Hydrocarbon molecules with carbon- carbon triple bond are known as alkynes. The common name for this family is acetylenes. Ethylene is the simplest molecule in this family with two carbons and two hydrogens. It has the molecular formula of C2H2 and following is its structure.
H — C ≡ C — H
Alkynes are named in much the same way as alkenes. That is, they are named by replacing the “ane” with “yne” in the end of the name of the corresponding alkane. The chain is numbered to give the carbon atoms of the triple bond the lowest possible number. The physical properties of alkynes are similar to the corresponding alkanes.

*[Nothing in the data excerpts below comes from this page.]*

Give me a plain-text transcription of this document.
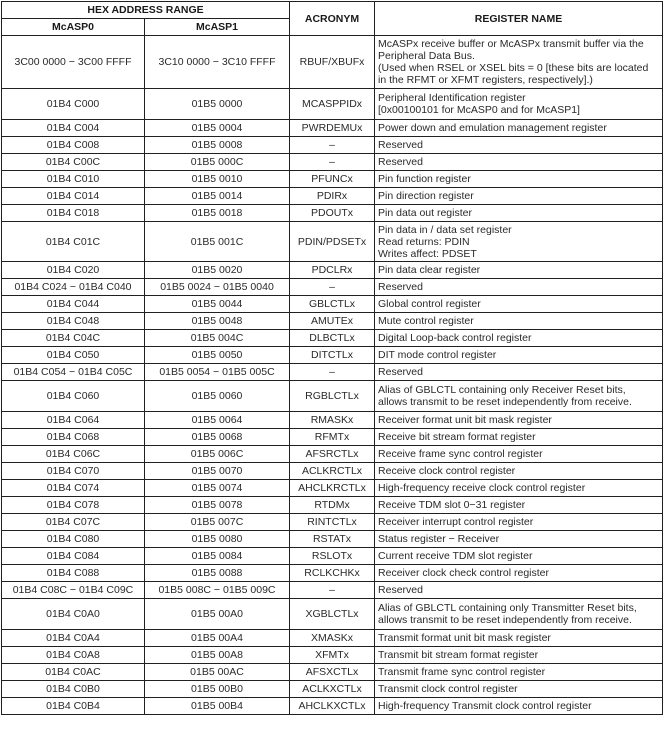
HEX ADDRESS RANGE		ACRONYM	REGISTER NAME
McASP0	McASP1		
3C00 0000 − 3C00 FFFF	3C10 0000 − 3C10 FFFF	RBUF/XBUFx	McASPx receive buffer or McASPx transmit buffer via the
Peripheral Data Bus.
(Used when RSEL or XSEL bits = 0 [these bits are located
in the RFMT or XFMT registers, respectively].)

01B4 C000	01B5 0000	MCASPPIDx	Peripheral Identification register
[0x00100101 for McASP0 and for McASP1]

01B4 C004	01B5 0004	PWRDEMUx	Power down and emulation management register

01B4 C008	01B5 0008	–	Reserved

01B4 C00C	01B5 000C	–	Reserved

01B4 C010	01B5 0010	PFUNCx	Pin function register

01B4 C014	01B5 0014	PDIRx	Pin direction register

01B4 C018	01B5 0018	PDOUTx	Pin data out register

01B4 C01C	01B5 001C	PDIN/PDSETx	Pin data in / data set register
Read returns: PDIN
Writes affect: PDSET

01B4 C020	01B5 0020	PDCLRx	Pin data clear register

01B4 C024 − 01B4 C040	01B5 0024 − 01B5 0040	–	Reserved

01B4 C044	01B5 0044	GBLCTLx	Global control register

01B4 C048	01B5 0048	AMUTEx	Mute control register

01B4 C04C	01B5 004C	DLBCTLx	Digital Loop-back control register

01B4 C050	01B5 0050	DITCTLx	DIT mode control register

01B4 C054 − 01B4 C05C	01B5 0054 − 01B5 005C	–	Reserved

01B4 C060	01B5 0060	RGBLCTLx	Alias of GBLCTL containing only Receiver Reset bits,
allows transmit to be reset independently from receive.

01B4 C064	01B5 0064	RMASKx	Receiver format unit bit mask register

01B4 C068	01B5 0068	RFMTx	Receive bit stream format register

01B4 C06C	01B5 006C	AFSRCTLx	Receive frame sync control register

01B4 C070	01B5 0070	ACLKRCTLx	Receive clock control register

01B4 C074	01B5 0074	AHCLKRCTLx	High-frequency receive clock control register

01B4 C078	01B5 0078	RTDMx	Receive TDM slot 0−31 register

01B4 C07C	01B5 007C	RINTCTLx	Receiver interrupt control register

01B4 C080	01B5 0080	RSTATx	Status register − Receiver

01B4 C084	01B5 0084	RSLOTx	Current receive TDM slot register

01B4 C088	01B5 0088	RCLKCHKx	Receiver clock check control register

01B4 C08C − 01B4 C09C	01B5 008C − 01B5 009C	–	Reserved

01B4 C0A0	01B5 00A0	XGBLCTLx	Alias of GBLCTL containing only Transmitter Reset bits,
allows transmit to be reset independently from receive.

01B4 C0A4	01B5 00A4	XMASKx	Transmit format unit bit mask register

01B4 C0A8	01B5 00A8	XFMTx	Transmit bit stream format register

01B4 C0AC	01B5 00AC	AFSXCTLx	Transmit frame sync control register

01B4 C0B0	01B5 00B0	ACLKXCTLx	Transmit clock control register

01B4 C0B4	01B5 00B4	AHCLKXCTLx	High-frequency Transmit clock control register
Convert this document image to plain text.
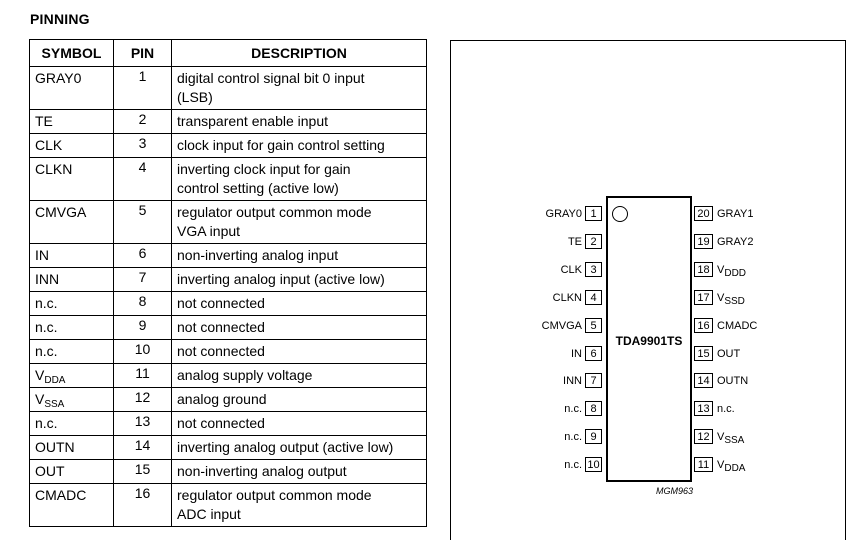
PINNING
SYMBOL	PIN	DESCRIPTION
GRAY0	1	digital control signal bit 0 input
(LSB)

TE	2	transparent enable input

CLK	3	clock input for gain control setting

CLKN	4	inverting clock input for gain
control setting (active low)

CMVGA	5	regulator output common mode
VGA input

IN	6	non-inverting analog input

INN	7	inverting analog input (active low)

n.c.	8	not connected

n.c.	9	not connected

n.c.	10	not connected

$V_{DDA}$	11	analog supply voltage

$V_{SSA}$	12	analog ground

n.c.	13	not connected

OUTN	14	inverting analog output (active low)

OUT	15	non-inverting analog output

CMADC	16	regulator output common mode
ADC input
TDA9901TS
GRAY0 1
TE 2
CLK 3
CLKN 4
CMVGA 5
IN 6
INN 7
n.c. 8
n.c. 9
n.c. 10
GRAY1
20
GRAY2
19
$V_{DDD}$
18
$V_{SSD}$
17
CMADC
16
OUT
15
OUTN
14
n.c.
13
$V_{SSA}$
12
$V_{DDA}$
11
MGM963
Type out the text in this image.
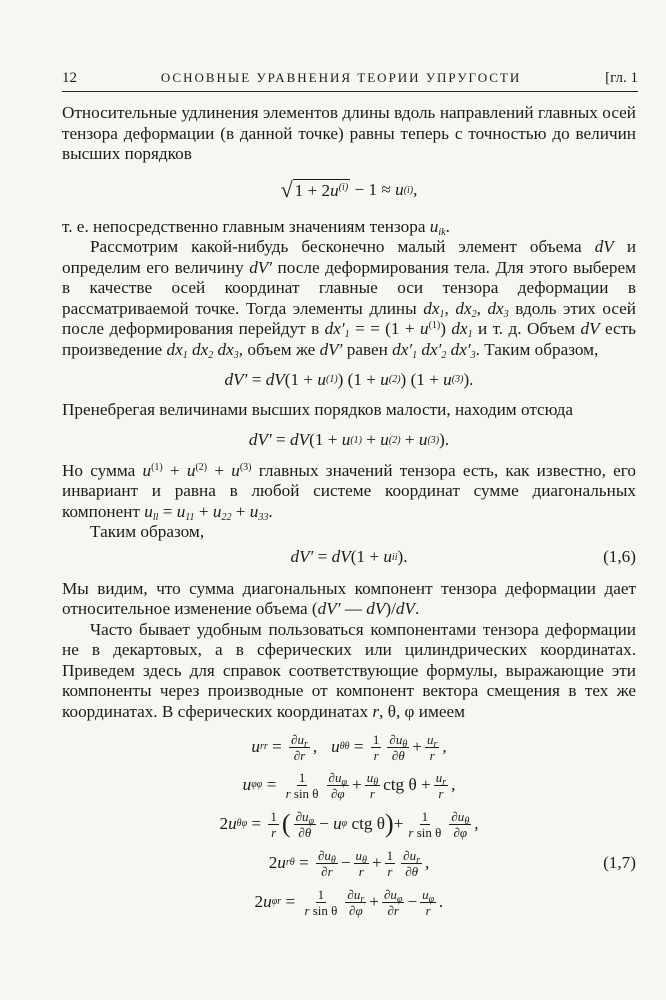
12	ОСНОВНЫЕ УРАВНЕНИЯ ТЕОРИИ УПРУГОСТИ	[гл. 1

Относительные удлинения элементов длины вдоль направлений главных осей тензора деформации (в данной точке) равны теперь с точностью до величин высших порядков

√ $1 + 2u^{(i)}$
− 1 ≈ u (i) ,

т. е. непосредственно главным значениям тензора $u_{ik}$.

Рассмотрим какой-нибудь бесконечно малый элемент объема dV и определим его величину dV′ после деформирования тела. Для этого выберем в качестве осей координат главные оси тензора деформации в рассматриваемой точке. Тогда элементы длины $dx_1$, $dx_2$, $dx_3$ вдоль этих осей после деформирования перейдут в $dx'_1$ = = $(1 + u^{(1)})$ $dx_1$ и т. д. Объем dV есть произведение $dx_1$ $dx_2$ $dx_3$, объем же dV′ равен $dx'_1$ $dx'_2$ $dx'_3$. Таким образом,

dV′ = dV (1 + u (1) ) (1 + u (2) ) (1 + u (3) ).

Пренебрегая величинами высших порядков малости, находим отсюда

dV′ = dV (1 + u (1) + u (2) + u (3) ).

Но сумма $u^{(1)} + u^{(2)} + u^{(3)}$ главных значений тензора есть, как известно, его инвариант и равна в любой системе координат сумме диагональных компонент $u_{ll} = u_{11} + u_{22} + u_{33}$.

Таким образом,

dV′ = dV (1 + u ii ).	(1,6)

Мы видим, что сумма диагональных компонент тензора деформации дает относительное изменение объема (dV′ — dV)/dV.

Часто бывает удобным пользоваться компонентами тензора деформации не в декартовых, а в сферических или цилиндрических координатах. Приведем здесь для справок соответствующие формулы, выражающие эти компоненты через производные от компонент вектора смещения в тех же координатах. В сферических координатах r, θ, φ имеем

u rr = $\frac{\partial u_r}{\partial r}$ ,
u $\theta\theta = \frac{1}{r} \frac{\partial u_\theta}{\partial\theta} + \frac{u_r}{r}$ ,
u $\varphi\varphi = \frac{1}{\text{r sin θ}} \frac{\partial u_\varphi}{\partial\varphi} + \frac{u_\theta}{r}$ ctg $\theta + \frac{u_r}{r}$ ,
2 u $\theta\varphi = \frac{1}{r}$ ( $\frac{\partial u_\varphi}{\partial\theta} - u$ φ ctg θ ) + $\frac{1}{\text{r sin θ}} \frac{\partial u_\theta}{\partial\varphi}$ ,
2 u $r\theta = \frac{\partial u_\theta}{\partial r} - \frac{u_\theta}{r} + \frac{1}{r} \frac{\partial u_r}{\partial\theta}$ ,	(1,7)
2 u $\varphi r = \frac{1}{\text{r sin θ}} \frac{\partial u_r}{\partial\varphi} + \frac{\partial u_\varphi}{\partial r} - \frac{u_\varphi}{r}$ .
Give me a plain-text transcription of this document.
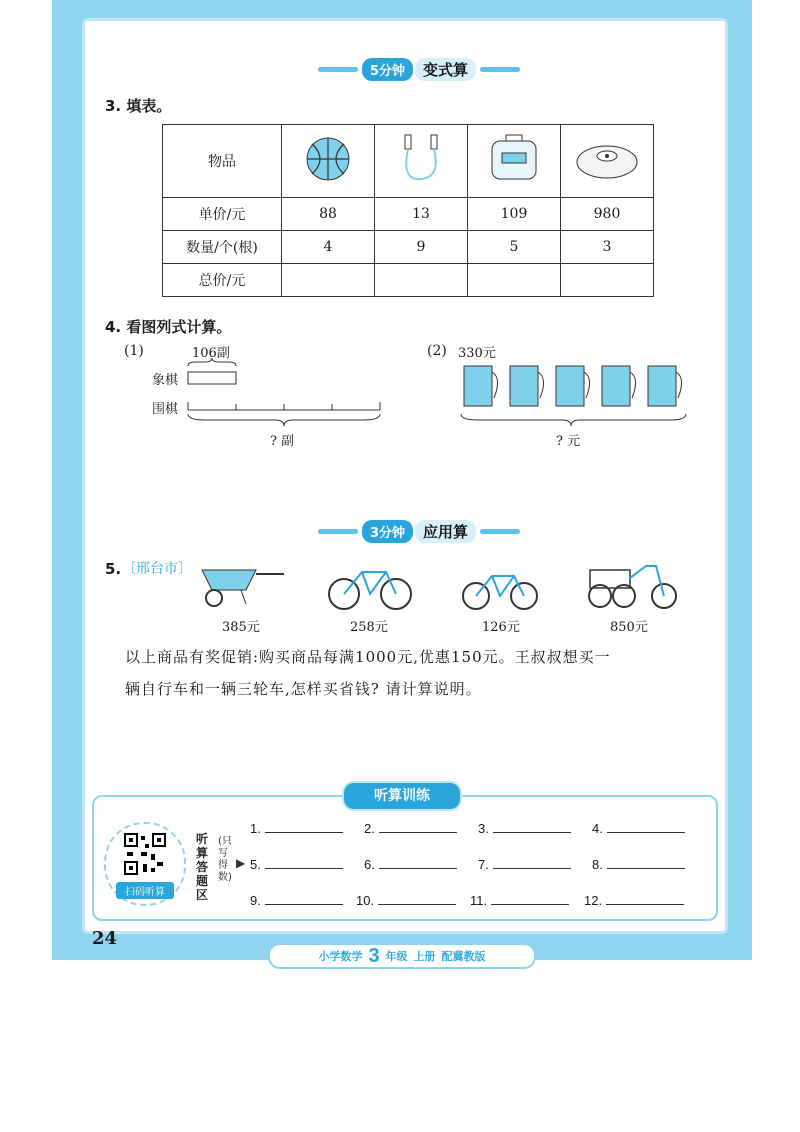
5分钟	变式算
3. 填表。
物品				
单价/元	88	13	109	980
数量/个(根)	4	9	5	3
总价/元				
4. 看图列式计算。
(1)	106副
象棋
围棋
? 副
(2) 330元
? 元
3分钟	应用算
5. 〔邢台市〕
385元	258元	126元	850元
以上商品有奖促销:购买商品每满1000元,优惠150元。王叔叔想买一
辆自行车和一辆三轮车,怎样买省钱? 请计算说明。
听算训练
扫码听算
听算答题区
(只写得数)
▶
1.	2.	3.	4.
5.	6.	7.	8.
9.	10.	11.	12.
24
小学数学 3 年级 上册 配冀教版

Normally, the alkynes having low molecular weights are in the gaseous form at room temperature. For example, ethyne is a gas. Alkynes are relatively non-polar molecules; therefore, they dissolve in nonpolar solvents or solvents with very low polarity. Alkynes are slightly soluble in water. Density of alkynes is less than water. Alkynes undergo addition reactions, due to its triple bonds. And they also can be synthesized by elimination reactions. The acetylenic hydrogen of alkyne is acidic in nature.
What is the difference between Alkenes and Alkynes?
• Alkenes have carbon- carbon double bonds, and alkynes have carbon- carbon triple bonds.
• Double bond carbons of alkenes are sp2 hybridized, and in alkynes, the triple bonded carbons are sp hybridized.
• Both alkenes and alkynes are slightly soluble in water. But alkynes are slightly more soluble in water than alkenes.
• Alkynes can be synthesized from alkenes via elimination reactions.
• The acetylenic hydrogen of alkyne is acidic, but in alkenes, the hydrogens bonded to double bonds are not acidic.